The motion to invalidate Pollard’s June 1986 plea bargain agreement with the U.S. government was heard Tuesday by the U.S. Court of Appeals for the District of Columbia. A ruling is expected within two months.

During the hearing, Judges Ruth Ginsburg and Stephen Williams appeared to be skeptical of attorney Theodore Olson’s contention that Pollard was pressured to enter a guilty plea, according to a report in The Washington Post.

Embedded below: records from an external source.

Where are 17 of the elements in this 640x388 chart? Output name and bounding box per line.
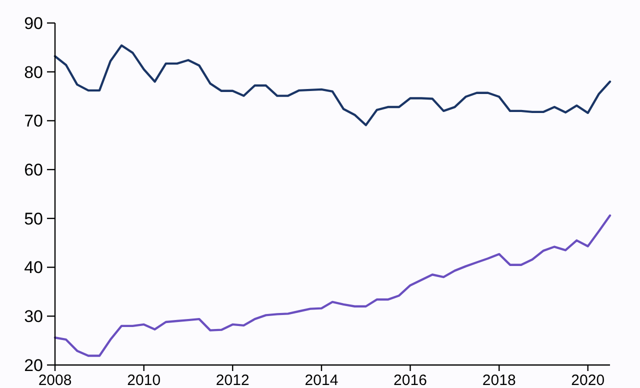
y-tick-label: 30 — [24, 307, 43, 326]
x-tick-label: 2012 — [216, 372, 250, 388]
y-tick-label: 40 — [24, 258, 43, 278]
x-tick-label: 2020 — [571, 372, 605, 388]
y-tick-label: 90 — [24, 14, 43, 33]
x-tick-label: 2008 — [38, 372, 72, 388]
x-tick-label: 2018 — [482, 372, 516, 388]
y-tick-label: 70 — [24, 112, 43, 131]
y-tick-label: 50 — [24, 209, 43, 228]
y-tick-label: 60 — [24, 160, 43, 180]
y-tick-label: 20 — [24, 356, 43, 375]
y-tick-label: 80 — [24, 62, 43, 82]
x-tick-label: 2014 — [304, 372, 338, 388]
line-series — [54, 44, 612, 126]
line-series — [54, 214, 612, 357]
x-tick-label: 2016 — [394, 372, 427, 388]
x-tick-label: 2010 — [127, 372, 161, 388]
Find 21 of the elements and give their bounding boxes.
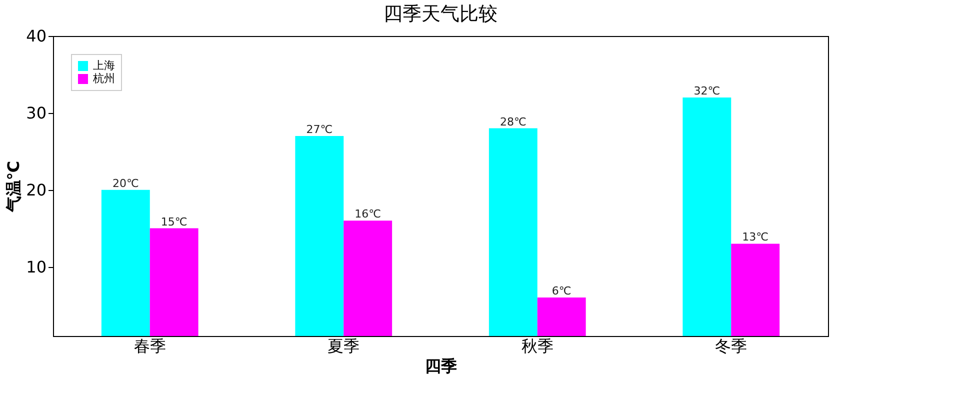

But, according to The Washington Times, Judge Laurence Silberman said he was troubled by what appeared to be collusion “through winks and nods, almost” to ensure that Pollard would receive the maximum sentence possible.

Silberman asked U.S. Attorney John Fisher how the government could condone a plea agreement in which it promised not to be harsh, then submit a document accusing Pollard of treason, a more serious crime he was never charged with.

The judge was referring to an affidavit submitted before the sentencing by then Defense Secretary Caspar Weinberger, which stated that he could not “conceive of greater harm to national security” and that Pollard’s punishment “should reflect the perfidy of (his) actions” and the “magnitude of the treason committed.”

ATTACKING POLLARD’S CHARACTER

“It is regrettable that word (treason) was used by the secretary of defense,” Fisher reportedly responded, “but I don’t think it was a violation of the plea agreement.”

The plea agreement limited the government to discussing “the facts and circumstances of the offenses committed” by Pollard and to correcting “any misstatements of fact.”

Olson argued that the government disregarded the agreement by attacking Pollard’s character at the sentencing hearing and by seeking a life term indirectly through the Weinberger affidavit, according to the Washington Times account.

Fisher responded that Pollard was fully aware that the plea agreement did not preclude the sentencing judge, U.S. District Judge Aubrey Robinson Jr., from imposing a life sentence.

Olson also argued that Pollard’s guilty plea was coerced and involuntary because it was linked, or “wired,” to a similar plea by Pollard’s wife at the time, Anne Henderson Pollard. The two have since been divorced.

Fisher countered that Pollard had explicitly told Robinson at the sentencing hearing that his plea agreement was voluntary. He suggested Pollard was merely trying to win a reduced jail term.

From the judges’ questions and reactions, it appears likely that the case will hinge on whether the panel determines that the government violated its part of the plea agreement. If so, it would open the door to a new sentencing hearing.